『ハリー・ポッター』『ストレンジャー・シングス』から考える、子役作品シリーズ化の課題
あくまでも子どもを主人公に据えて続編を製作
一方で、あくまでも子どもを主人公として人気シリーズをつづけた例もある。その代表例の1つは、1990年に第1作目が公開された『ホーム・アローン』シリーズだ。マコーレー・カルキン演じる8歳の少年ケビン・マカリスターは、アクシデントで家族のクリスマス旅行に置いていかれてしまう。最初は誰にも干渉されない時間を楽しむ彼だが、次第に寂しさを感じはじめる。そんななか、彼は我が家を泥棒が狙っていることを知り、徹底抗戦を決意するというものだ。ケビンのかわいらしさとイタズラの才能を発揮した泥棒との容赦ない頭脳戦、そして最終的には家族愛を感じさせる笑いあり涙ありの同作は、いまやクリスマス映画の定番となった。この人気を受けて、1992年にはやはりカルキン主演で続編『ホーム・アローン2』が製作される。こちらはニューヨークを舞台とし、ケビンの宿敵である泥棒たちもジョー・ペシとダニエル・スターンが続投した。しかし1998年にシリーズの3作目として製作された『ホーム・アローン3』では、カルキンが15歳と子役としての寿命を迎え、俳優休業中だったこともあり、主演はアレックス・D・リンツが務めた。前2作とのつながりはないが、8歳の少年と泥棒の攻防という構図は変わっていない。その後は2002年に『ホーム・アローン4』、2012年に『ホーム・アローン5』がテレビ映画として放送された。さらに2021年にはディズニープラスオリジナル作品として、シリーズ6作目にあたる『ホーム・スイート・ホーム・アローン』が配信されたが、どれも主演を務めた子役はバラバラだ。それぞれに魅力のある作品ではあるが、前述した『ハリー・ポッター』や『ストレンジャー・シングス』のようなストーリーの連続性はないため、楽しみ方は違ってくる。

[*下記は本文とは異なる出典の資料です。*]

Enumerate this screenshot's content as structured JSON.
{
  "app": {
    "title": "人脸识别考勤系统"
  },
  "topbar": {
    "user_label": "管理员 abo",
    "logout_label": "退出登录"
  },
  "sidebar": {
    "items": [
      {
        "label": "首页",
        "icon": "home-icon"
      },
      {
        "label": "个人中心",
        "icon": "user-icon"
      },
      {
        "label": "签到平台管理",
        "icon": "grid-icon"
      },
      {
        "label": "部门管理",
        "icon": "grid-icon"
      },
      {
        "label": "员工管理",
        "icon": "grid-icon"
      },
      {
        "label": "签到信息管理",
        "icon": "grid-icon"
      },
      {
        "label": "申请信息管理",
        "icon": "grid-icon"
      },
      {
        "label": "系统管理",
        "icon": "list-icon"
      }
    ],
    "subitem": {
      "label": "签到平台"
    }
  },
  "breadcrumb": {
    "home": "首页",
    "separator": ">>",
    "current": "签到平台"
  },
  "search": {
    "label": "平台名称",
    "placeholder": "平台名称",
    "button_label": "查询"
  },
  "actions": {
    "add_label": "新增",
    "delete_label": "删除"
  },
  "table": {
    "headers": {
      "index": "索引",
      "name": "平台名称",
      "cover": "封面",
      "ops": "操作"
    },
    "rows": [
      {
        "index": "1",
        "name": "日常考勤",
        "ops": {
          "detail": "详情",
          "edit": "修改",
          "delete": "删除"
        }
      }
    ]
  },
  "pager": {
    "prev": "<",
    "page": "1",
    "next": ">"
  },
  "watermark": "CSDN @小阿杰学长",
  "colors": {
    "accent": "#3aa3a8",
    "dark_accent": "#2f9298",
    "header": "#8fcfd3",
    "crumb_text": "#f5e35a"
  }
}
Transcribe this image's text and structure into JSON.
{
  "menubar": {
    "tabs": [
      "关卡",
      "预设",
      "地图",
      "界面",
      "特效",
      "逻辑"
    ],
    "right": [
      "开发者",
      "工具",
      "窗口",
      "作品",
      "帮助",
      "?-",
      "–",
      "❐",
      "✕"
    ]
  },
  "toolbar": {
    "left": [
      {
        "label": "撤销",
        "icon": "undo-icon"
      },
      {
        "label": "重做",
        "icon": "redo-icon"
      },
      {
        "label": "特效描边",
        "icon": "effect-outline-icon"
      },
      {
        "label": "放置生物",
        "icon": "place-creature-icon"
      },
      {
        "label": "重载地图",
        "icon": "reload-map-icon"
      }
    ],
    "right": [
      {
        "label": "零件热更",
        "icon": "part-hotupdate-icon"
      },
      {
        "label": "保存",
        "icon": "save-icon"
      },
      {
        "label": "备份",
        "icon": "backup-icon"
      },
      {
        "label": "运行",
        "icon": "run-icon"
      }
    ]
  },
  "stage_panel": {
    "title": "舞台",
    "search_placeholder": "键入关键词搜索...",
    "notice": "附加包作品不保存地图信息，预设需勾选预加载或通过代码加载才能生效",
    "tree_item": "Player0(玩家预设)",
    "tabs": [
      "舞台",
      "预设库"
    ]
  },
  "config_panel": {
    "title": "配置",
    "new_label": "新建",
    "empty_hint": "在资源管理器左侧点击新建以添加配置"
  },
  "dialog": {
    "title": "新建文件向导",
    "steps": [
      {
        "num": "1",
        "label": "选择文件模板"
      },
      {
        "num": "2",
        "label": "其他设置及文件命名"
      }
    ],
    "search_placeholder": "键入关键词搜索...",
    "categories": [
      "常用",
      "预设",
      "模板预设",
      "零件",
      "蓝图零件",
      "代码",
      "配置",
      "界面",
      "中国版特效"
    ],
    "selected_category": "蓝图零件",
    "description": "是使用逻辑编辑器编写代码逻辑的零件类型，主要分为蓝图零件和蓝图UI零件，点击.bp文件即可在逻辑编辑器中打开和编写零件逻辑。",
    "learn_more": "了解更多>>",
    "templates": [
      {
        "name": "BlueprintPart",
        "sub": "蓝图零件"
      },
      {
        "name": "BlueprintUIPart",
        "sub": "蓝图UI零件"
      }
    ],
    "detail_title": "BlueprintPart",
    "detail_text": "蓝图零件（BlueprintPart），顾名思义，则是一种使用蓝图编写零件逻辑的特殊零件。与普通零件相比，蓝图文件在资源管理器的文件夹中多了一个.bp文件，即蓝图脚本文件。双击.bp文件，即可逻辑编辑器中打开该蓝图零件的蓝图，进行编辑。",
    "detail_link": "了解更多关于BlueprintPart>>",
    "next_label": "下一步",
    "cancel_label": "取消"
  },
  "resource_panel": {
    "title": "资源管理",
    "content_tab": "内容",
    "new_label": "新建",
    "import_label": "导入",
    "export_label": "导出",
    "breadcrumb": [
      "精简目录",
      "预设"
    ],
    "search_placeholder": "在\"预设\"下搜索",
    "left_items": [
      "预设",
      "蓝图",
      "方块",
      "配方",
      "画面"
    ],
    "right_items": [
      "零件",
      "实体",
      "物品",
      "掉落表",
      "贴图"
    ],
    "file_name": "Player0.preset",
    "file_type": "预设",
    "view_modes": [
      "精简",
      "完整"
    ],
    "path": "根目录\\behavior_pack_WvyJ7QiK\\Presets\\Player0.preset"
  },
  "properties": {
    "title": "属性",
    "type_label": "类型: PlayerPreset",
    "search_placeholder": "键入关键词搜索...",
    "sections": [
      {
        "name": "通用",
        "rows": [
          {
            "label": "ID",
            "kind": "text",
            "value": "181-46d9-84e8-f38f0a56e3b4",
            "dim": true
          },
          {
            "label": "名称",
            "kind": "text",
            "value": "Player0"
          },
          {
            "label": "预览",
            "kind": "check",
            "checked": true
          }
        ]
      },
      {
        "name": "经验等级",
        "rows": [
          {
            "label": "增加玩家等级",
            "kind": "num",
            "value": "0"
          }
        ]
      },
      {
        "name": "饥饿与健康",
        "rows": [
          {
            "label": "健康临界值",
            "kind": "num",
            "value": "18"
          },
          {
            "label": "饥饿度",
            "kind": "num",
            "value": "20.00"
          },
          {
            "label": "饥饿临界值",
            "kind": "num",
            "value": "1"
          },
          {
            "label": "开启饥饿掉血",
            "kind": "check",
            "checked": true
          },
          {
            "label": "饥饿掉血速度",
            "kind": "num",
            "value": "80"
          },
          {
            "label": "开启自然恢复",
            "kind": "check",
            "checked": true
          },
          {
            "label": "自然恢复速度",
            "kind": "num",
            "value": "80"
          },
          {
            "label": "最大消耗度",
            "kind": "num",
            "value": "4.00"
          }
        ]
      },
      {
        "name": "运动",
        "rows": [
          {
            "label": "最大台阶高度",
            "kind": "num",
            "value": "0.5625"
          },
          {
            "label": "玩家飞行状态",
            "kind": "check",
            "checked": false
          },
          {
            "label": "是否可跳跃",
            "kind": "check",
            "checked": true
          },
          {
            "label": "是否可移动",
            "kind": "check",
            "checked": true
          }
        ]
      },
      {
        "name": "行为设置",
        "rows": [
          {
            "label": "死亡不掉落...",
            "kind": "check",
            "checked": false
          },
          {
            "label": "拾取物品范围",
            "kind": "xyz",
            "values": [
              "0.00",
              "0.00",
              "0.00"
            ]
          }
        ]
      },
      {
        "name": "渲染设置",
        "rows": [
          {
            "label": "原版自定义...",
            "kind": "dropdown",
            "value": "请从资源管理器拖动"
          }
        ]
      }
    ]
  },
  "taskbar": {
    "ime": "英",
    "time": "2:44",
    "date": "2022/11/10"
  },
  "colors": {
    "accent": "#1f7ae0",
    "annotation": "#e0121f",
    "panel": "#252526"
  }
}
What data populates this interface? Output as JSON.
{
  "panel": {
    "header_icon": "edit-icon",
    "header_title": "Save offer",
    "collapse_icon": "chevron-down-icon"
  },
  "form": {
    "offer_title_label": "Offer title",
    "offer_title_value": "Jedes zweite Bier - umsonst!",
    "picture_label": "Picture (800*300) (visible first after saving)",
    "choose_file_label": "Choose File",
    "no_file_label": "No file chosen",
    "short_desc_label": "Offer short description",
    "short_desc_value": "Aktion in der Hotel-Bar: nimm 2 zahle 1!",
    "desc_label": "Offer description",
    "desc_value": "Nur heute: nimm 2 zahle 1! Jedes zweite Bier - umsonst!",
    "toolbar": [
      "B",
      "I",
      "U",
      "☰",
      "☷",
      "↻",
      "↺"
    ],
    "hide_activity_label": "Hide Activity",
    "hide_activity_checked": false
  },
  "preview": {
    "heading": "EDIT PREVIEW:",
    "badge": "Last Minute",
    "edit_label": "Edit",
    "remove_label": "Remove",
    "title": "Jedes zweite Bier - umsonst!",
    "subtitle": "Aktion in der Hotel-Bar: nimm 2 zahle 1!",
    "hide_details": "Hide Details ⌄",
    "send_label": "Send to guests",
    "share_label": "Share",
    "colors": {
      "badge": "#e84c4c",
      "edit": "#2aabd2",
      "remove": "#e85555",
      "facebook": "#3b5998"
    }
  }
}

父親役をアントニオ・バンデラスが務めるなど、子役以外のキャストでも話題になった『スパイキッズ』シリーズは、残念ながら主演の交代による人気の低下がシリーズ終了の決定打になってしまった例といっていいだろう。冴えない両親が実は凄腕のスパイだったことを知ったカルメン(アレクサ・ヴェガ)とジュニ(ダリル・サバラ)の姉弟は、両親の残した手がかりと最新のスパイガジェットを駆使して、任務でピンチに陥った彼らを救いに行く。姉弟らしいバカバカしいケンカや失敗が面白おかしく描かれるこのコメディシリーズは、2001年から2003年にかけて3作が製作された。つづく4作目『スパイキッズ4D:ワールドタイム・ミッション』(2011年)では、カルメンたちのいとこであるレベッカ(ローワン・ブランチャード)とセシル(メイソン・クック)に主人公を交代。3D映画で入場の際、観客に匂いの出るカードを配るという遊び心のある“4D映画”として公開されたが、控えめに言って評判は散々だった。
続編で世代交代も
人気シリーズの続編として、再び子どもを中心に据えた作品もある。前述した『フルハウス』の続編『フラーハウス』(2016年~2020年)は、大人になったD.J.が夫を亡くし、3人の息子を妹のステフと親友のキミー(アンドリア・バーバー)とともに育てるという、『フルハウス』の男女逆転バージョンだ。この5人にキミーの娘であるラモーナ(ソニー・ニコル・ブリンガス)を加え、オリジナルの開始当初よりもさらに“フルハウス”な状態が描かれる。しかし本作の人気を支えたのは、成長し大人になった元子役たちのカムバックであり、“おじいちゃん”となった“3人の父親”の存在だった。オリジナルの『フルハウス』の人気を再認識させる一方で、続編自体は短命に終わってしまったのだ。同じキャストが同じキャラクターを演じるという意味では『ハリー・ポッター』や『ストレンジャー・シングス』と似ているように思えるかもしれないが、『フラーハウス』はそもそもストーリーに連続性のないシットコムであることや、続編までの時間が空き、D.J.たちが現在の状況になるまでが描かれていないという違いがある。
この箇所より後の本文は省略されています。